The Seeds of Freedom

Back in my corporate days, say 10 or 15 or 20 years ago, I was counseled often by wise mentors to play the game, to keep my head down and mouth shut, to do what was asked of me and do it better than anyone else. Usually, that’s what I did – not always, but usually – until I’d find myself suffering from a bad case of what I like to call an “indigestion of shoulds.” “You should do _____ because it will make other people happy. You should say _____ because it will impress them. You shouldn’t say ______, because it won’t. You should never let ‘em see you sweat or let ‘em think they’re winning.”

That never seem like the right approach for me; turns out I am not made for indigestion. I am not made for posturing or appearances or shapeshifting, I learned. I didn’t learn it easily, of course; it took years of anxiety, panic attacks, alcoholic drinking, and the special brand of exhaustion that comes from co-dependent people pleasing at the expense of your Self to teach me.

But once I learned, I would never forget. I began to see that it was okay to lead with my heart and my truth; it was okay to be the unvarnished, unedited, soul-guided and honest me; not just in my professional sphere, but everywhere.

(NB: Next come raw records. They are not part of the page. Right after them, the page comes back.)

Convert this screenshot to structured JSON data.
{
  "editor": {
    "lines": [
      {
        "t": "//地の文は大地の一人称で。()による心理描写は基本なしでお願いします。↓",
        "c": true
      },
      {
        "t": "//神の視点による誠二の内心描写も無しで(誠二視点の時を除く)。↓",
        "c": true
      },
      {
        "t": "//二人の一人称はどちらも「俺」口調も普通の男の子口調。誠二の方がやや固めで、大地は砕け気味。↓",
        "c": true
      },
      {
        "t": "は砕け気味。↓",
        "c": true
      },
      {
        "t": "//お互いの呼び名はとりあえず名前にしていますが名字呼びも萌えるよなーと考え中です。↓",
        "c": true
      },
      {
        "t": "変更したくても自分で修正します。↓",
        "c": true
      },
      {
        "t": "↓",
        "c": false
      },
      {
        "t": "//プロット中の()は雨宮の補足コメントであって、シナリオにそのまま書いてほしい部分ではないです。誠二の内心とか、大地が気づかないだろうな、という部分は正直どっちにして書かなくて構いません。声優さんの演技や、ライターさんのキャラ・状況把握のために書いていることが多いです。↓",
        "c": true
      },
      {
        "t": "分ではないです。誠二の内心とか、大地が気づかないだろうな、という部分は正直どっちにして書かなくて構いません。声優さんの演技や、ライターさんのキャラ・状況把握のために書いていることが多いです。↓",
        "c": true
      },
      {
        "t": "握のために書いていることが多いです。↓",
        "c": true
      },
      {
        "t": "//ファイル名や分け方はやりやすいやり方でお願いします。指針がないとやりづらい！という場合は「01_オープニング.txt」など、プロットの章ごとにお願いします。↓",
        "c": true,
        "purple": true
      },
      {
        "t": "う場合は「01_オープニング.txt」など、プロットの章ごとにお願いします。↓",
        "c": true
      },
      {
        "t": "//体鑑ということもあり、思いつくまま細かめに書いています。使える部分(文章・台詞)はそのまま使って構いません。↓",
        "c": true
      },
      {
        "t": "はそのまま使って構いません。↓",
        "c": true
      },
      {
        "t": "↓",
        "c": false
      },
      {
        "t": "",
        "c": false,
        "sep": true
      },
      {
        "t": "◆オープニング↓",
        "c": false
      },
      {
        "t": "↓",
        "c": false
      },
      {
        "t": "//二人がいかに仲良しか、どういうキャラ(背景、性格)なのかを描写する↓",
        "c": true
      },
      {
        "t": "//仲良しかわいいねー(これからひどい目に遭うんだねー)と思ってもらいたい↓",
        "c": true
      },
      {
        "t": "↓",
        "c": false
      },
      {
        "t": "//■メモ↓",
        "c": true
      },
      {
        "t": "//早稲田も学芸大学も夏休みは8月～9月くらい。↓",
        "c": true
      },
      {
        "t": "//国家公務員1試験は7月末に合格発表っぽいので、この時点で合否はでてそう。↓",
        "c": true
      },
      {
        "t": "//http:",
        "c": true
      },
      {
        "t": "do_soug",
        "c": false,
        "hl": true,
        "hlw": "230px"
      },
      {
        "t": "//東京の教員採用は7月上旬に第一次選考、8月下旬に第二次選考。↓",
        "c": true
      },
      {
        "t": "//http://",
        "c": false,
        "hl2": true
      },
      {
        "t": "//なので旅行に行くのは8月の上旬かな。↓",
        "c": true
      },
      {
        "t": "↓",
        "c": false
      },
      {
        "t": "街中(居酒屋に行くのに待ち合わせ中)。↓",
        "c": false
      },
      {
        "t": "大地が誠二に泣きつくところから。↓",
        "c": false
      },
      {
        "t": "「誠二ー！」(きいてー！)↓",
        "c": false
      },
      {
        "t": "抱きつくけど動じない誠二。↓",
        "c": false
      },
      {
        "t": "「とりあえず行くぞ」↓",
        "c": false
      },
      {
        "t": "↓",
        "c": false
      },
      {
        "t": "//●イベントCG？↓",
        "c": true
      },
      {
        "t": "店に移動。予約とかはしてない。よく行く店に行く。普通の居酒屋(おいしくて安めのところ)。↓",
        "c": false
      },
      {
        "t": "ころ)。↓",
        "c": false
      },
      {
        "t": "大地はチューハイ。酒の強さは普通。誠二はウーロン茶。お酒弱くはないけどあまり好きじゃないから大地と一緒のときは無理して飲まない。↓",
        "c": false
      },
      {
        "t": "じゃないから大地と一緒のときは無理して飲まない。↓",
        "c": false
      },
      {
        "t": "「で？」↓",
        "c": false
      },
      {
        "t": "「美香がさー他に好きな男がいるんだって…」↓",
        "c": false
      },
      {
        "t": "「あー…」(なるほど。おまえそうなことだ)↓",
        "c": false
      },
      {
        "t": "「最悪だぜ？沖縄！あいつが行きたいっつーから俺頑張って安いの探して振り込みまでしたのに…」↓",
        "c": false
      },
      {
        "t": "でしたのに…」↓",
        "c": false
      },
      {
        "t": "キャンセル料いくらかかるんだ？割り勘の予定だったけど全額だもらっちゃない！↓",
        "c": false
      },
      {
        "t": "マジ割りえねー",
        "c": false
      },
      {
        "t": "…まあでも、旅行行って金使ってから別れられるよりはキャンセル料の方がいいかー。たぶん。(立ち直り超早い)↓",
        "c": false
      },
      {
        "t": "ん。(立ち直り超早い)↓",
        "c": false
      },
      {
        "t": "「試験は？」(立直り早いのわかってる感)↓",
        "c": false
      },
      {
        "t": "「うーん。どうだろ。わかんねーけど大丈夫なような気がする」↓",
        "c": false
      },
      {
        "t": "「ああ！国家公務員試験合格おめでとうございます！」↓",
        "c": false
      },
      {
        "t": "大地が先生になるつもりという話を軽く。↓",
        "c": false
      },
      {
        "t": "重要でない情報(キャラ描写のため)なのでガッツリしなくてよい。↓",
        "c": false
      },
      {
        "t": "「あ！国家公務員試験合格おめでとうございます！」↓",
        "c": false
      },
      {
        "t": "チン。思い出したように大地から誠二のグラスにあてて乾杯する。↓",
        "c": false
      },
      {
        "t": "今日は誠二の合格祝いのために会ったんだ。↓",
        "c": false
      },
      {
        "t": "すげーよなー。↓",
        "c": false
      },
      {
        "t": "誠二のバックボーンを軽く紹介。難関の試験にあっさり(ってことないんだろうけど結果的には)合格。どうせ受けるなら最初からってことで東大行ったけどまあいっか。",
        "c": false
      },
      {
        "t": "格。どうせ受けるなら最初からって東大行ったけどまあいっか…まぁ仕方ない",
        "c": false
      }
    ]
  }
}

Maybe it’s the circles I move in, or the seekers I move with… but I’ve been seeing so much good, raw honesty lately – in TLC meetings, the way people are showing up in conversations and relationships and with themselves – and the more honesty I see, the more I am affirmed: Honesty is the only way to get anyplace real. It’s the only way to maneuver through our suffering. It’s the only path that leads directly to the lives of authenticity we so desperately seek. And, what’s more, honesty is contagious: Truth begets truth, openness creates more openness, the seeds of freedom take hold in those who see honesty in action and then that freedom propagates itself.

May we all feel the freedom that lies within those seeds. May we plant them, in others, with no sense of scarcity or hesitation. May we all know it’s okay to be you who you are, to lead with your open heart, to heal and to grow – with no indigestion, and no justification or apology required.